I still think that Christmas has been great so far for us.  By not deciding that I have to do the nine million things I've made myself in the past, we've allowed ourselves to do what is special for us this year.  For example, my kids apparently love gingerbread houses.  This is the 5th one we've done.  It's got chocolate rocks on the sides.  How awesome is that!
 I've also tried not to freak out so much about the baking.  I bake with our kids all the time, but during Christmas I want things to be perfect, so I tend to micromanage or do it myself.  So this year, since I know it's really fun and special for them, I've picked things they can do.  We did chocolate dipped pretzels tonight, which ended up with around 6 different non-matching toppings on them but are still cute, and we also did gingerbread man cookies (I told you they love the gingerbread!!) I also decided that I'd chill out on the monstrous cookie platters we end up doing for our neighbors and share some of our home-canned goodies instead, so I've started getting some salsa and peach butter ready to go out.  We're caroling tomorrow (keeper!!) so we'll hand out goodies to our neighbors on Saturday.
 I think that for next year there are a few more things I'll bring back, but for this year, this minimalist Christmas has really helped me figure out what I really want to have in our family's holiday, and what I, and our kids, don't need to be happy and joyful during the holidays.

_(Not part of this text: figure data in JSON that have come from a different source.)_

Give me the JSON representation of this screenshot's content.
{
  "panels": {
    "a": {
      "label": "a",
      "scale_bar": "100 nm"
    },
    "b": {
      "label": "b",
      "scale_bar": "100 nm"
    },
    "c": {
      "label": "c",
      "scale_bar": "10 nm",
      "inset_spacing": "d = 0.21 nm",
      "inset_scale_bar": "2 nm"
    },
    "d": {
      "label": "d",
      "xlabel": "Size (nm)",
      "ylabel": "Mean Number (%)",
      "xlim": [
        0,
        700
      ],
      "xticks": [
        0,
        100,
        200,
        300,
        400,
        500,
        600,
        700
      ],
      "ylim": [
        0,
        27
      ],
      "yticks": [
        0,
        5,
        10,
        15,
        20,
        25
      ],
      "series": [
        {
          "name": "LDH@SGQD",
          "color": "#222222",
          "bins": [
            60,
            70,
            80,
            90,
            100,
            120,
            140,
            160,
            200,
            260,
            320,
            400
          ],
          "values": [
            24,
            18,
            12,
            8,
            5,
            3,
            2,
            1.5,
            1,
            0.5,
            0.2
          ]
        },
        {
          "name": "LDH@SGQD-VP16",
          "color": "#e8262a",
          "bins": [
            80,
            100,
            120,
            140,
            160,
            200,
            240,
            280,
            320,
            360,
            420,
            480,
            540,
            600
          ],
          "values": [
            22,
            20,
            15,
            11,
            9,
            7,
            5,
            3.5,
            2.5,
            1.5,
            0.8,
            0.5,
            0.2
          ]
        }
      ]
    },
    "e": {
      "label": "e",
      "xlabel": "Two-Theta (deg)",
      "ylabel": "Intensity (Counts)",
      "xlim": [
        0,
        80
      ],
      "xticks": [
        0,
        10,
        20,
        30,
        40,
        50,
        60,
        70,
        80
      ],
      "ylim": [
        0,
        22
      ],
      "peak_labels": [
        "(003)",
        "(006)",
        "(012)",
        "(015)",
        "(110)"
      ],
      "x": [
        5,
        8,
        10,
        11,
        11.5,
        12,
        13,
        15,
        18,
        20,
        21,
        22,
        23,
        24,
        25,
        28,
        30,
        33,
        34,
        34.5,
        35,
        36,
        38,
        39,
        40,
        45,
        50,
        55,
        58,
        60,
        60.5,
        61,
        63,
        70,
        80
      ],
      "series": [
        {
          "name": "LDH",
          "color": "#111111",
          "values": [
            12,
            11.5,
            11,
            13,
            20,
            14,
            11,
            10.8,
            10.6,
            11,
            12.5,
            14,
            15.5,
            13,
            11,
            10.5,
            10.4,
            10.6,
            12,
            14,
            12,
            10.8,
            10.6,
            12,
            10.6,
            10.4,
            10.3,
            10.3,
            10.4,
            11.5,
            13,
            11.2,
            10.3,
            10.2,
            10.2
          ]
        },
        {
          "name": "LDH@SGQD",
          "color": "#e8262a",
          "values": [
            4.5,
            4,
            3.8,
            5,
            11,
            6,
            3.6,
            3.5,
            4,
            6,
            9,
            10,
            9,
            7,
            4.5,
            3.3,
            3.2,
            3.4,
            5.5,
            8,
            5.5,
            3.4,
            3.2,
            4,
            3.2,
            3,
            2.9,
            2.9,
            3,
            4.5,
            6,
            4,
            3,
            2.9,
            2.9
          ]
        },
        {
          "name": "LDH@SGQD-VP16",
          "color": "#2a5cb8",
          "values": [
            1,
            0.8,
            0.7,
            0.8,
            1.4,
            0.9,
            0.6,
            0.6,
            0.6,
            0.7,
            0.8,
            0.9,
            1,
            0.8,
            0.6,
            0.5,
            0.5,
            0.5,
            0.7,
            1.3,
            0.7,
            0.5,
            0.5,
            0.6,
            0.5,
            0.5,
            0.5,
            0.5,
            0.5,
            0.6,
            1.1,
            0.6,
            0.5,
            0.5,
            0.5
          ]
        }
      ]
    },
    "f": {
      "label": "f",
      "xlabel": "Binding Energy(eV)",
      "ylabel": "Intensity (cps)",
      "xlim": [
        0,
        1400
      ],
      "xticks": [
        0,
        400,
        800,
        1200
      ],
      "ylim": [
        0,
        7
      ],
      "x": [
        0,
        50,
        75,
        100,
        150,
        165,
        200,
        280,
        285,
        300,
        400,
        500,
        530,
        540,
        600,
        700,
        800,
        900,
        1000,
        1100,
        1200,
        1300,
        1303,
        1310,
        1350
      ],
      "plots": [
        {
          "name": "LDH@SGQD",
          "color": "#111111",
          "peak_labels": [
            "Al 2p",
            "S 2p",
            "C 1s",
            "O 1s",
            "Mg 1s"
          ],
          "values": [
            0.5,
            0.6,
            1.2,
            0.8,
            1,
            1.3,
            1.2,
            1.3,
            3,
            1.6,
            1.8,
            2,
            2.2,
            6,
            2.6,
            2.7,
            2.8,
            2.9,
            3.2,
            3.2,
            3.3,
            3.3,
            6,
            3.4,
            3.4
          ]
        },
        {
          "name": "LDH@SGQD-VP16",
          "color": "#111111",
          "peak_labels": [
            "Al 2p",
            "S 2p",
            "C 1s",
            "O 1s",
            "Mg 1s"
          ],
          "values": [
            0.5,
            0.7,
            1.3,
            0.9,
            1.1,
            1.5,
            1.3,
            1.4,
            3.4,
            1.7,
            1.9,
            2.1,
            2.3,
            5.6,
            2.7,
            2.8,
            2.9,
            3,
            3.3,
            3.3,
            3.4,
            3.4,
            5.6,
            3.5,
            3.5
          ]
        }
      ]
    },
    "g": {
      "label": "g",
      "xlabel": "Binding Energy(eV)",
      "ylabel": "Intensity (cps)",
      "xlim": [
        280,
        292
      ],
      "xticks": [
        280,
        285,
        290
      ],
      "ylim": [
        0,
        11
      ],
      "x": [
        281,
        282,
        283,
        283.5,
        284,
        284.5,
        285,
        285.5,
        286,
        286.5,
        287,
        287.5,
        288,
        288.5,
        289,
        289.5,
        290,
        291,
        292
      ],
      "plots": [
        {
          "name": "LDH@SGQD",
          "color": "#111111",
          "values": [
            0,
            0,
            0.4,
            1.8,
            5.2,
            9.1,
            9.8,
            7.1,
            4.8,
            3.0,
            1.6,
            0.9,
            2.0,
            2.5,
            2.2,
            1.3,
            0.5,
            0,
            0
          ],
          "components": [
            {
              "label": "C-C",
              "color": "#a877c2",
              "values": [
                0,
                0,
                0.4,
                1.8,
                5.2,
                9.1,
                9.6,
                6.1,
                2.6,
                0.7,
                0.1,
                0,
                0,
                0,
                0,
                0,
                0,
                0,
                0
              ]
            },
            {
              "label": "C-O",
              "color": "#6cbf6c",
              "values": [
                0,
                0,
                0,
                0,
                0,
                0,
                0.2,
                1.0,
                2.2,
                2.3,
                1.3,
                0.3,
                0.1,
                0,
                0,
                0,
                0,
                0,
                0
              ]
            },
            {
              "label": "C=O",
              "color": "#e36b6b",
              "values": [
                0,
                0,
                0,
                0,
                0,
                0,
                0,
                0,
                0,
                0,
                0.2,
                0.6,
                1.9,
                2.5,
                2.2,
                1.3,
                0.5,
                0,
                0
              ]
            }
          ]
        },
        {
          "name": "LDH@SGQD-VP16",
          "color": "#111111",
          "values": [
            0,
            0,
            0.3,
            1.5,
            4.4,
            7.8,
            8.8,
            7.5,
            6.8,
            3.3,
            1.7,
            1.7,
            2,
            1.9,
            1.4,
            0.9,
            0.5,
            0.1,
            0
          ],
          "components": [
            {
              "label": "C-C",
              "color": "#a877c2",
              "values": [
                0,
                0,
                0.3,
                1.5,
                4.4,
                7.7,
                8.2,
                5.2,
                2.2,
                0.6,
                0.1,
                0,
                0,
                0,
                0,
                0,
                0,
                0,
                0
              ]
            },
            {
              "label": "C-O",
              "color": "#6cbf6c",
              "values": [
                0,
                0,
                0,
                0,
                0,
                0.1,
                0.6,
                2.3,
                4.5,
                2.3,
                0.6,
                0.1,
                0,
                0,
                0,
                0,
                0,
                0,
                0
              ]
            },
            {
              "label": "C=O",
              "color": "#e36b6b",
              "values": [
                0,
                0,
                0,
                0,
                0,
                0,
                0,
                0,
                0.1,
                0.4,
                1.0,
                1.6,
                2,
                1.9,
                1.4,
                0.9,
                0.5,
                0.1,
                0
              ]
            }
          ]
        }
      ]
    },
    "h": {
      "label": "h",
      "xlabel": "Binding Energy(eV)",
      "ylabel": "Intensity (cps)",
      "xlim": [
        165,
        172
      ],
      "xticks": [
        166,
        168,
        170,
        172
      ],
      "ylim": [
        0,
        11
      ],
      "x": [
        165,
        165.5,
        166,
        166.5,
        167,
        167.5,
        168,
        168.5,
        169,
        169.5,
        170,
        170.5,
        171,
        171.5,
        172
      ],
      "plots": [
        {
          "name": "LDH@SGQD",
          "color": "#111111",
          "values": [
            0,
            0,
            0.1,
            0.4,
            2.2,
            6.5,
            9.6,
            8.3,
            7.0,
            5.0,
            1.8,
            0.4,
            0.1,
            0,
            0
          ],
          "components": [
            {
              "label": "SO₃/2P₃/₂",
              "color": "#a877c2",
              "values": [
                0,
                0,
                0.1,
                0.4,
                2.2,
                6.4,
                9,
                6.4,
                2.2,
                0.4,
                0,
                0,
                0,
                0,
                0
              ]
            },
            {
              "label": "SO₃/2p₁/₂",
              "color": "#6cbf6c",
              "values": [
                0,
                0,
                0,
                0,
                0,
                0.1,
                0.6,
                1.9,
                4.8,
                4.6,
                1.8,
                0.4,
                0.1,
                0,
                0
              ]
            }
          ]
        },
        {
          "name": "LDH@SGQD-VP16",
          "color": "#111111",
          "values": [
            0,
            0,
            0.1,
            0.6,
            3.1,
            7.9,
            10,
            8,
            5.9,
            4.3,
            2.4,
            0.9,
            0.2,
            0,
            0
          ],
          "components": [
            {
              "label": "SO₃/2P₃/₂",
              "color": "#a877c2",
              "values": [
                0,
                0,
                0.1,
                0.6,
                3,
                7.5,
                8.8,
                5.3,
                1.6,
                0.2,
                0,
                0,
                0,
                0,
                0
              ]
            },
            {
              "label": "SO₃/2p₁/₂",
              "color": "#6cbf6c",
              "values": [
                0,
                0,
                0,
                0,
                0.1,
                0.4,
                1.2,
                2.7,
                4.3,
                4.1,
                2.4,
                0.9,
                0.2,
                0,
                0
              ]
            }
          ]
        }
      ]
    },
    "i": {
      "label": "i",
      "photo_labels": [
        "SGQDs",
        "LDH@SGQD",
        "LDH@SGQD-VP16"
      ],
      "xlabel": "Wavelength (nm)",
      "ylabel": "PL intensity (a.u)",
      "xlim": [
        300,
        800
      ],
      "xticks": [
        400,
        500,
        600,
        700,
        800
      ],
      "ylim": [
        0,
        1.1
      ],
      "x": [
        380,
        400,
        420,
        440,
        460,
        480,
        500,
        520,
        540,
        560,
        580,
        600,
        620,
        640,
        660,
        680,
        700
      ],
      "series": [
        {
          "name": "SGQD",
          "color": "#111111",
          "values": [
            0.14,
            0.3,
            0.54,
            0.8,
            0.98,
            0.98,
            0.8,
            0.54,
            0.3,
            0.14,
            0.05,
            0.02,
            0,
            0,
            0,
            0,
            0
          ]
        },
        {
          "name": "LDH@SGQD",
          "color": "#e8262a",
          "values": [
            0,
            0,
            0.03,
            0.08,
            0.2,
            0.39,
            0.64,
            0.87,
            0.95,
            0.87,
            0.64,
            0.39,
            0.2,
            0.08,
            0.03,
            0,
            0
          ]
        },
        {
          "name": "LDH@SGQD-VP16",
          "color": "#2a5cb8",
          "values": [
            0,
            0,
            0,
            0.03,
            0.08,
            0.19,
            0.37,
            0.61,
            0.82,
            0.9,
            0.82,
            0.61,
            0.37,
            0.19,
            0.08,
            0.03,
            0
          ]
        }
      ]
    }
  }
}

Wednesday, December 1, 2010

In Which We Celebrate an Awesome Little Man

I still cannot believe that this little monkey baby turned into a SEVEN (7) year old this week.

Seven.

It just absolutely blows my mind.  He is so very much the person that God created him to be- he held his head up just a few minutes after he was born and kicked and screamed until he rolled over at 6 days old. He still will not hold still to save my life.  He looked and explored and marveled at things from the minute his eyes focused in the light- and he still wants to know everything about everything.  I never thought I would say "Hold on, I'll google it" so much in my life. Aunt Elaine is visiting this week and Riley instantly had questions for her like "How many species of plants do you have in Texas that we don't have in Virginia?".

He reads.  I'm not going to lie- that was difficult for the two of us.  He needed to learn to read and I couldn't remember learning because I'd done it since before I was in preschool.  But my sweet boy reads and absorbs information and writes books in his spiral notebooks.  The first time I listened to him choppily reading a chapter book, I cried.

Big old round tears.

I just cannot believe this little thing who used to go all Dracula on my shoulders when he was hungry has turned into a person.  He reads, he prays, he wonders and he knows so many things that he's learned or that he believes or that he postulates.  He is so amazing.  We are such a blessed family to have him.  I have never seen a child who is a better big sibling.  I think I hit my brother way more than I ever helped him and Riley, although he has the occasional temper, ties shoes and fetches blankets and gives huge hugs and tells mean big kids to BACK OFF MY BROTHER.  There are just no words for how incredibly full and happy he makes our lives.  And I, for one, am so thankful to God for letting me have him.

We spent Riley's birthday exploring Skyline Cavern and then hiking at our favorite Christmas Tree Farm.  Uncle Kevin and his girlfriend Lauren joined us and we had a great time.  A mad scientist party is in the works for his classmates.

Happy Birthday little man.  We're so very proud of you and who you're becoming.